Ci sono delle particolari influenze musicali che hanno ispirato questo EP?

Questo lavoro, iniziato nel 2016, è cresciuto e maturato in cinque anni, nei quali ciascuno di noi è stato influenzato da generi, artisti, stimoli diversi. Trovare delle influenze precise è difficile perché sono davvero moltissime. Potremmo dire che ci sentiamo più che altro influenzati a vicenda: ciascuno di noi ha ascoltato in questi anni diversi generi musicali, che vanno dal jazz alla musica elettronica, dal soul al grunge, fino al pop più commerciale, e ciascuno di noi, influenzato dai suoi ascolti in quel determinato periodo della sua vita, ha portato il suo contributo allo sviluppo dei brani.


Abbiamo parlato di musica, parliamo di testi. Sono scritti collettivamente, oppure singolarmente?

È successo che diversi pezzi di testo, scritti da persone diverse, siano poi stati messi assieme, a creare una singola storia, perché coerenti. Ma nella maggior parte dei casi il testo viene scritto da un singolo e racconta una storia del tutto personale.


Cinque pezzi, cinque anime nel vostro progetto. Se doveste assegnare un brano ad ognuno di voi, quale sarebbe e perché?

In realtà non crediamo che ognuno di noi si riconosca maggiormente in uno o nell’altro brano. Pezzi di noi, idee e ispirazioni sono disseminate un po’ ovunque tra le canzoni. Direi che tutti ci riconosciamo nell’EP, ovvero nel complesso dei nostri sforzi.
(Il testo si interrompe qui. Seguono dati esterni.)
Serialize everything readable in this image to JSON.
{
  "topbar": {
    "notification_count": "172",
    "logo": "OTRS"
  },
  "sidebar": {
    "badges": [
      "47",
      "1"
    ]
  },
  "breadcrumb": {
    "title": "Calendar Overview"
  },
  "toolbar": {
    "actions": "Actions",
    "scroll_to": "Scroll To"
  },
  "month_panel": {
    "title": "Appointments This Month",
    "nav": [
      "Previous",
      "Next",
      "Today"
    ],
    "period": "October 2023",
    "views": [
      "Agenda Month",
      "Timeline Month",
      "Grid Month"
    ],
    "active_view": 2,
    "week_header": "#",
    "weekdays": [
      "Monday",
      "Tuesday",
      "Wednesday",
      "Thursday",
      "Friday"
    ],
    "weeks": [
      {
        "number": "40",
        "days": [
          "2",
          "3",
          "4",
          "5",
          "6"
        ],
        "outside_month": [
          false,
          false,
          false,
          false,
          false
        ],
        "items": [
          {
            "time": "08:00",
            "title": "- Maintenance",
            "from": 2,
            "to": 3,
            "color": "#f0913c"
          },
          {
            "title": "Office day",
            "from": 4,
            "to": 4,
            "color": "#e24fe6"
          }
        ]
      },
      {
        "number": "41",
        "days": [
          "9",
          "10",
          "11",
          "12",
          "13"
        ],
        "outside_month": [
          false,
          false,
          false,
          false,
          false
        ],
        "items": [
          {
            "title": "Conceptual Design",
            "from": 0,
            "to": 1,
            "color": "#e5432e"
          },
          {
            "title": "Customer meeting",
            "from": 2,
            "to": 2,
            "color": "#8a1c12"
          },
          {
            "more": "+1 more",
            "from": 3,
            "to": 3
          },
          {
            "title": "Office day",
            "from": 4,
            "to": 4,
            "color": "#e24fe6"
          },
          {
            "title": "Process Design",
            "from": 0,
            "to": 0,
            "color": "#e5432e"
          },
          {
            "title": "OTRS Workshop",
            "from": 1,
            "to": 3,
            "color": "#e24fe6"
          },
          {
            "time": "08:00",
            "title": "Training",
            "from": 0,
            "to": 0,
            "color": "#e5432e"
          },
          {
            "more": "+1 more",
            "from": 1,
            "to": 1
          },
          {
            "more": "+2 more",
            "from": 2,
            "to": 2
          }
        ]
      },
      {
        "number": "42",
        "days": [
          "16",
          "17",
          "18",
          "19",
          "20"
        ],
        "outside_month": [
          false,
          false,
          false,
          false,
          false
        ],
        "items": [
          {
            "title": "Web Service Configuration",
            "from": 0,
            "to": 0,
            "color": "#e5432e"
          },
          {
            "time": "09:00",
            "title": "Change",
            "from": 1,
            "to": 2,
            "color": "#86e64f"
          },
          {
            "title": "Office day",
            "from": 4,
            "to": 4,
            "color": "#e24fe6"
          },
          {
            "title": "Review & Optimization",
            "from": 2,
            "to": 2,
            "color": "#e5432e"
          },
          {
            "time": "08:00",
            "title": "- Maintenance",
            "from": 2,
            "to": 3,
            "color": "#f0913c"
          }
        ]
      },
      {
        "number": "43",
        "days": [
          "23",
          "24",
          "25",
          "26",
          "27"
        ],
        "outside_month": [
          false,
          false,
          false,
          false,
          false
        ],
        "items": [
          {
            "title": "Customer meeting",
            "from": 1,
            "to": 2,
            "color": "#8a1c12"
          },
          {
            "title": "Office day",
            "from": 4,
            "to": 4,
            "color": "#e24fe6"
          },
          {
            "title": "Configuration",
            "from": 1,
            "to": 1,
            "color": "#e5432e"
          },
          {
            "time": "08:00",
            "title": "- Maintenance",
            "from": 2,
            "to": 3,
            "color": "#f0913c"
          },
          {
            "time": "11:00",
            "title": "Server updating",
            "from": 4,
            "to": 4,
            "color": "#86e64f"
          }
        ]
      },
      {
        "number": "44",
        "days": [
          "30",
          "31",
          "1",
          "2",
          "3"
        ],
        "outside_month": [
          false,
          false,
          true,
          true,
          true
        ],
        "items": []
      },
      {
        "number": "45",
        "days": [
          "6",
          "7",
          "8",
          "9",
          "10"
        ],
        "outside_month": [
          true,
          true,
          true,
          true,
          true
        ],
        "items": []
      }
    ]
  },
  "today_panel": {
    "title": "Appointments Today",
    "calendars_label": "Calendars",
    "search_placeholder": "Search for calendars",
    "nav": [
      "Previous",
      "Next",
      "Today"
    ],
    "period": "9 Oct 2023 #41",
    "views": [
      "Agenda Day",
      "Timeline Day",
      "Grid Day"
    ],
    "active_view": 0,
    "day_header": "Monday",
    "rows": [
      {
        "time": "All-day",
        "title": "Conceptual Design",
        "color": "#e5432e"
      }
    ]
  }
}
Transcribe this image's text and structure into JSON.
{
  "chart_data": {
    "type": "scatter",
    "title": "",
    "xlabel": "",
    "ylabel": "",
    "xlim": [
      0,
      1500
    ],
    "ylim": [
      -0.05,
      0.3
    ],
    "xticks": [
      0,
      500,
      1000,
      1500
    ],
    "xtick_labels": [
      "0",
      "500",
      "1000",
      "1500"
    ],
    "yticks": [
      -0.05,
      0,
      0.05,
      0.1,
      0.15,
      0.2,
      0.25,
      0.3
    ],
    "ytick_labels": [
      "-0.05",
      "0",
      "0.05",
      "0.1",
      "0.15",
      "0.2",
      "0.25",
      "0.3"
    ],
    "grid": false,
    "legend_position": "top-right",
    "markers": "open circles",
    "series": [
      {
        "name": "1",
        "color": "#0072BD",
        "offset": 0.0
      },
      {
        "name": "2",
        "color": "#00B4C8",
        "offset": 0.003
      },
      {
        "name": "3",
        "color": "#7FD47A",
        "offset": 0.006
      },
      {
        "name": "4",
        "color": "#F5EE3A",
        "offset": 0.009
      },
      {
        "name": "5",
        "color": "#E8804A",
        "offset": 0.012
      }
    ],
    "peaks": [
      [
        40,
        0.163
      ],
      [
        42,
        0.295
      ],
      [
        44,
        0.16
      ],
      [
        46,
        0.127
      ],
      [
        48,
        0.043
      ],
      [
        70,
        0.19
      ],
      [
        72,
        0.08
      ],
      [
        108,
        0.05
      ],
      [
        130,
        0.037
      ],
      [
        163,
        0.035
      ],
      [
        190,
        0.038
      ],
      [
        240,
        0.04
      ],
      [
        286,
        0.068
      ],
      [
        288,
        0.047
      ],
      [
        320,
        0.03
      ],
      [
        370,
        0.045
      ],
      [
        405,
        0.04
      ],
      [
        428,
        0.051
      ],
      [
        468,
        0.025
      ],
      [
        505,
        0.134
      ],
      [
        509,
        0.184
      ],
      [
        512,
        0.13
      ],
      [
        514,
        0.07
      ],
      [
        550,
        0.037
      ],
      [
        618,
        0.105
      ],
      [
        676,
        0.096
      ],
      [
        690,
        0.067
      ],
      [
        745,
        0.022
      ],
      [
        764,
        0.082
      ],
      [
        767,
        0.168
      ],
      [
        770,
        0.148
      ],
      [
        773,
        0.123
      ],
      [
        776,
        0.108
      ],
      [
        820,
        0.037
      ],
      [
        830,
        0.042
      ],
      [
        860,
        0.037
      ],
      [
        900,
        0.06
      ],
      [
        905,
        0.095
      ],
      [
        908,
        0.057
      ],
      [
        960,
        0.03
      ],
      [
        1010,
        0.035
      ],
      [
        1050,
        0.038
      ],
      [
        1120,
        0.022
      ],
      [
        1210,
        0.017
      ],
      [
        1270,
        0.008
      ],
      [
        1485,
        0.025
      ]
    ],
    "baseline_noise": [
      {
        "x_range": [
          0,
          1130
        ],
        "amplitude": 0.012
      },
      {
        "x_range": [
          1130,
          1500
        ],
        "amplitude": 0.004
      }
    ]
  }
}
E infine, come abbiamo notato insieme, ogni giorno ci innamoriamo di un brano diverso!


Vi siete descritti come una “malinconica marching band, con il sorriso sulle labbra”. Una definizione che mi è piaciuta molto. Ce la spiegate meglio?

È una definizione un po’ giocosa. Il tratto bandistico fa riferimento all’uso del trombone, che in alcuni pezzi, e soprattutto in “Mission Street”, ricorda una sezione tipica della marcia. Poi il resto invece si riallaccia all’atmosfera richiamata un po’ in tutte le canzoni, in cui si alternano tratti più drammatici ad altri più vivaci e spensierati. In generale, poi, ci piace pensare di affrontare la vita così: accogliendo la malinconia e traendone un sorriso.


In conclusione, avete qualche live in programma?

Per ora una data già fissata, il prossimo 22 aprile all’Altrove a Verona, ma sono in arrivo novità.